RWKV v5 7b, Fully Open-Source, 60% trained, approaching Mistral 7b in abilities or surpassing it.

vatsadev@alien.top · 2 years ago

RWKV v5 7b, Fully Open-Source, 60% trained, approaching Mistral 7b in abilities or surpassing it.

vatsadev@alien.top · 2 years ago

Hmm, will have to check this stuff with the people on the rwkv discord server.

V5 is stable at context usage, and V6 is trying to get better at using the context, so we might see improvement on this

MichalO19@alien.top · 2 years ago

If I understood correctly the original explanation on github for RWKV, BlinkDL agrees that softmax attention is very capable in theory but he thinks Transformers are not using it to full potential, so theoretically less capable architectures can beat them.

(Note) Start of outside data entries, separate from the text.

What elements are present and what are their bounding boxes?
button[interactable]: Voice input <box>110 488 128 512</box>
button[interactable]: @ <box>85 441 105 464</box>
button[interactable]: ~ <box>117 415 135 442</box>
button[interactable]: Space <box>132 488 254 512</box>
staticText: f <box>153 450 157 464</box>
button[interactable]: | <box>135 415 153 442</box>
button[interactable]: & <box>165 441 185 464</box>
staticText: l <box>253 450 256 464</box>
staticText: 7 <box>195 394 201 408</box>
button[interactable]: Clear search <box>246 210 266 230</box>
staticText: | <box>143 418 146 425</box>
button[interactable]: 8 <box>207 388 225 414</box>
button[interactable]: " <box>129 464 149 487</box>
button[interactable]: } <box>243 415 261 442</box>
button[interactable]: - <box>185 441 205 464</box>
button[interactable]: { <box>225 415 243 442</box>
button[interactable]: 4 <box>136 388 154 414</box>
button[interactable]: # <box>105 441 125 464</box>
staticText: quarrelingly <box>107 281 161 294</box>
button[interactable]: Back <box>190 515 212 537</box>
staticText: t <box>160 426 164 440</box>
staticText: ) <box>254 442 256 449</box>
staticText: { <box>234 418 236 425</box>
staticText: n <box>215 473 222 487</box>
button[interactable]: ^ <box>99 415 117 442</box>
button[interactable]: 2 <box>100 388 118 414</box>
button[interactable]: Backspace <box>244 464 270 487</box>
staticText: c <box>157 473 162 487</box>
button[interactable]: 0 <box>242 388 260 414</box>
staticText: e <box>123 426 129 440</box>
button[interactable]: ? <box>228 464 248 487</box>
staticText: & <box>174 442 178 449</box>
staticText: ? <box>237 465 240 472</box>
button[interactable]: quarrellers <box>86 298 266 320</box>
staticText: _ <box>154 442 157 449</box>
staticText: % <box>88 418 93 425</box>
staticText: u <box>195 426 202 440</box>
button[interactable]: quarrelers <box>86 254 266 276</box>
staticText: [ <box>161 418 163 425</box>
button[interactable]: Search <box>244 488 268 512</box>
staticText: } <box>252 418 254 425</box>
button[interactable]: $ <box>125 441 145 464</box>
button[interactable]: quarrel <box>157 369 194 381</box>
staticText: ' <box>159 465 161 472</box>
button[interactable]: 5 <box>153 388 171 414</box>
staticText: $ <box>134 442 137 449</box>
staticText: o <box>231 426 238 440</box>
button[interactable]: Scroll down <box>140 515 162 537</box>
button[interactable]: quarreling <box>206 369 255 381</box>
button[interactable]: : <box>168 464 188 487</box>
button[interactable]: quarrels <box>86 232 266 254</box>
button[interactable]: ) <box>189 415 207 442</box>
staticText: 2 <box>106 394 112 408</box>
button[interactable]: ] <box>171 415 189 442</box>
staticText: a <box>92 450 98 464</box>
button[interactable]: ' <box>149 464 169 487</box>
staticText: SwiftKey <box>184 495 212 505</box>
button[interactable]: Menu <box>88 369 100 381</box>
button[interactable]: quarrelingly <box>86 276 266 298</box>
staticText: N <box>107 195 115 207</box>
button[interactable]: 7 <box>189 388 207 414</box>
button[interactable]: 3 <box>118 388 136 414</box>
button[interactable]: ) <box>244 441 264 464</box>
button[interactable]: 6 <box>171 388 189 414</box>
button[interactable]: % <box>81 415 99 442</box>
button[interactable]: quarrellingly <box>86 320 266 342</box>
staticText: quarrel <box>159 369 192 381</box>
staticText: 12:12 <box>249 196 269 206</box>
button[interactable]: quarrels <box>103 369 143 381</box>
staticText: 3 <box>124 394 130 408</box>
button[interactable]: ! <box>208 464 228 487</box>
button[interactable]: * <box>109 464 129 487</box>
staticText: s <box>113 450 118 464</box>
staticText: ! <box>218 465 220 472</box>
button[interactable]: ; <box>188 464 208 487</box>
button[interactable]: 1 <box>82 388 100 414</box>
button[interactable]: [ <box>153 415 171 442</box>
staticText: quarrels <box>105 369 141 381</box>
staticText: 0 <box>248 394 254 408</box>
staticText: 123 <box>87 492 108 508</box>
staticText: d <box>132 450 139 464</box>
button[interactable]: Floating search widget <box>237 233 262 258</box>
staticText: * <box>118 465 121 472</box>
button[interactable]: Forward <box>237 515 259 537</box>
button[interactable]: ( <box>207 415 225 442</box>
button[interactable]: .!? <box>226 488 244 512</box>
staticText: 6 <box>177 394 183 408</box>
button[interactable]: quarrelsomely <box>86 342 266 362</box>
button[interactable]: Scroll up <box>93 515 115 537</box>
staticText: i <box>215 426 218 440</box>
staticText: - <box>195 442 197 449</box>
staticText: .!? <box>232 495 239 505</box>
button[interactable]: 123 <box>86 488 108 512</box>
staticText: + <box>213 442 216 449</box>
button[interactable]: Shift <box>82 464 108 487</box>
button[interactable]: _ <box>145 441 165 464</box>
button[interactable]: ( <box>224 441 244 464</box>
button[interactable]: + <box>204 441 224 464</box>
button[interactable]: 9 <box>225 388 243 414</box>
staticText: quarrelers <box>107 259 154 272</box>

This might be true, but I kind of doubt it. I played a bit with the 3B RWKV with a prompt like

User: What is the word directly after "bread" in the following string "[like 20 random words]" 
Assistant: The word directly after "bread" is "

(note the preferred for RWKV ordering of a question before data, but I tested the other way around too) and unless the query word is very early in the string it gives me a random word. Even 1.3B transformer models seems to answer this correctly much more often (though not always correctly).